If you've ever worked on an SDK that depends on a binary protocol, you know the pain of finding the right library to handle serialization. CBOR (Concise Binary Object Representation) is one of those protocols — compact, efficient, and widely used in IoT and database systems. When I started contributing to the SurrealDB PHP SDK, I quickly found myself deep in the weeds of CBOR encoding and decoding. What I didn't expect was that the available PHP libraries would push me to build my own: cbor-php.

The SurrealDB PHP SDK journey

SurrealDB communicates over a binary protocol that relies heavily on CBOR. When building out the PHP SDK, I needed a solid CBOR implementation that could handle SurrealDB's specific data types and encoding patterns. Naturally, I looked at what already existed in the PHP ecosystem.

What I found were libraries that technically worked but were over-engineered to the point of frustration. Simple operations required wiring up deeply nested class hierarchies. Decoding a basic CBOR payload meant dealing with abstraction layers that added no real value for my use case. Configuration was scattered, extension points were confusing, and the developer experience felt like it was designed for a specification committee rather than someone trying to ship a working SDK.

Integrating these libraries into the SurrealDB SDK introduced unnecessary complexity. The codebase became harder to reason about, debugging CBOR-related issues meant diving through layers of indirection, and the overhead simply wasn't justified for what should have been a straightforward encode/decode operation.

Building my own CBOR library

At some point I had to make a decision: keep fighting with libraries that didn't fit my needs, or build something purpose-built. I chose the latter.

The goal with cbor-php was simple — create a CBOR library that is easy to use, easy to extend, and doesn't over-abstract the problem. I wanted to encode and decode CBOR payloads with minimal setup, support custom tagged types for SurrealDB's specific needs, and keep the API surface small enough that anyone picking up the library could understand it in minutes.

Building it from scratch also meant I had full control over how edge cases were handled, how errors surfaced, and how the library evolved alongside the SDK. No more waiting on upstream maintainers to merge a fix or accept a feature that only mattered for my use case. It was the best bet at the time because it removed the bottleneck entirely and gave the SurrealDB PHP SDK a dependency it could actually rely on.

Reflection

Looking back, building cbor-php taught me a few things that go beyond just writing a serialization library.

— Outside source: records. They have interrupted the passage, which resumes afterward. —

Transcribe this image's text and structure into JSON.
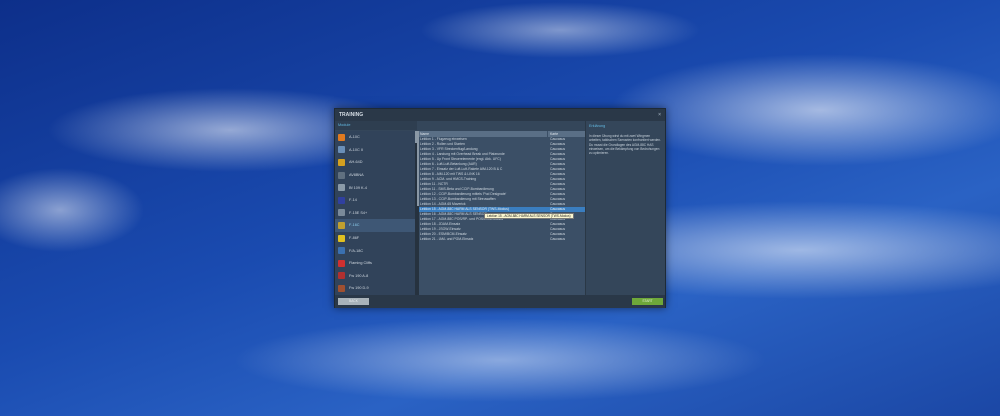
{
  "window": {
    "title": "TRAINING",
    "close": "×"
  },
  "modules": {
    "header": "Module",
    "items": [
      {
        "label": "A-10C",
        "color": "#e07a20"
      },
      {
        "label": "A-10C II",
        "color": "#6a8fb8"
      },
      {
        "label": "AH-64D",
        "color": "#d4a020"
      },
      {
        "label": "AV8BNA",
        "color": "#607080"
      },
      {
        "label": "Bf 109 K-4",
        "color": "#8a9aa8"
      },
      {
        "label": "F-14",
        "color": "#3040a0"
      },
      {
        "label": "F-15E S4+",
        "color": "#7a8a9a"
      },
      {
        "label": "F-16C",
        "color": "#c0a030"
      },
      {
        "label": "F-86F",
        "color": "#e0c020"
      },
      {
        "label": "F/A-18C",
        "color": "#3a70b0"
      },
      {
        "label": "Flaming Cliffs",
        "color": "#d03030"
      },
      {
        "label": "Fw 190 A-8",
        "color": "#b03030"
      },
      {
        "label": "Fw 190 D-9",
        "color": "#a05030"
      }
    ],
    "selected": "F-16C"
  },
  "table": {
    "headers": [
      "Name",
      "Karte"
    ],
    "rows": [
      [
        "Lektion 1 - Flugzeug einweisen",
        "Caucasus"
      ],
      [
        "Lektion 2 - Rollen und Starten",
        "Caucasus"
      ],
      [
        "Lektion 3 - VFR Streckenflug/Landung",
        "Caucasus"
      ],
      [
        "Lektion 4 - Landung mit Overhead Break und Platzrunde",
        "Caucasus"
      ],
      [
        "Lektion 5 - Up Front Steuerelemente (engl. Abk. UFC)",
        "Caucasus"
      ],
      [
        "Lektion 6 - Luft-Luft-Betankung (AAR)",
        "Caucasus"
      ],
      [
        "Lektion 7 - Einsatz der Luft-Luft-Rakete AIM-120 B & C",
        "Caucasus"
      ],
      [
        "Lektion 8 - AIM-120 mit TWS & LINK 16",
        "Caucasus"
      ],
      [
        "Lektion 9 - ACM- und HMCS-Training",
        "Caucasus"
      ],
      [
        "Lektion 11 - NCTR",
        "Caucasus"
      ],
      [
        "Lektion 11 - SMS-Beta und CCIP-Bombardierung",
        "Caucasus"
      ],
      [
        "Lektion 12 - CCIP-Bombardierung mittels 'Pod Designate'",
        "Caucasus"
      ],
      [
        "Lektion 13 - CCIP-Bombardierung mit Streuwaffen",
        "Caucasus"
      ],
      [
        "Lektion 14 - AGM-65 Maverick",
        "Caucasus"
      ],
      [
        "Lektion 15 - AGM-88C HARM ALS SENSOR (TWS-Modus)",
        "Caucasus"
      ],
      [
        "Lektion 16 - AGM-88C HARM ALS SENSOR",
        "Caucasus"
      ],
      [
        "Lektion 17 - AGM-88C POS/RP- und POS/EOM-Modus",
        "Caucasus"
      ],
      [
        "Lektion 18 - JDAM-Einsatz",
        "Caucasus"
      ],
      [
        "Lektion 19 - JSOW-Einsatz",
        "Caucasus"
      ],
      [
        "Lektion 20 - ESM/BCM-Einsatz",
        "Caucasus"
      ],
      [
        "Lektion 21 - IAM- und PGM-Einsatz",
        "Caucasus"
      ]
    ],
    "selected_index": 14,
    "tooltip": "Lektion 15 - AGM-88C HARM ALS SENSOR (TWS-Modus)"
  },
  "description": {
    "title": "Erklärung",
    "text": "In dieser Übung wirst du mit zwei Wingmen arbeiten, taktischen Szenarien konfrontiert werden. Du musst die Grundlagen des AGM-88C HAS einweisen, um die Bekämpfung von Bedrohungen zu optimieren."
  },
  "footer": {
    "back": "BACK",
    "start": "START"
  }
}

First, don't be afraid to build what you need. The ecosystem doesn't always have the right tool, and sometimes the fastest path forward is building it yourself — especially when the scope is well-defined.

Second, simplicity is a feature. The existing libraries weren't bad because they were incomplete. They were hard to use because they prioritized flexibility over clarity. Keeping an API simple and focused makes it easier for others to adopt and contribute to.

Third, owning your dependencies matters. When a core part of your project relies on someone else's library, you're at the mercy of their priorities. For critical-path dependencies, having full ownership can save a lot of headaches down the road.

And finally, building low-level tooling deepens your understanding. Working with a binary protocol at the byte level forced me to truly understand CBOR rather than just consuming it through an abstraction. That knowledge carried over into every other part of the SDK work.

If you're ever stuck between wrestling with a dependency and writing your own, sometimes the answer is simpler than you think — just build it.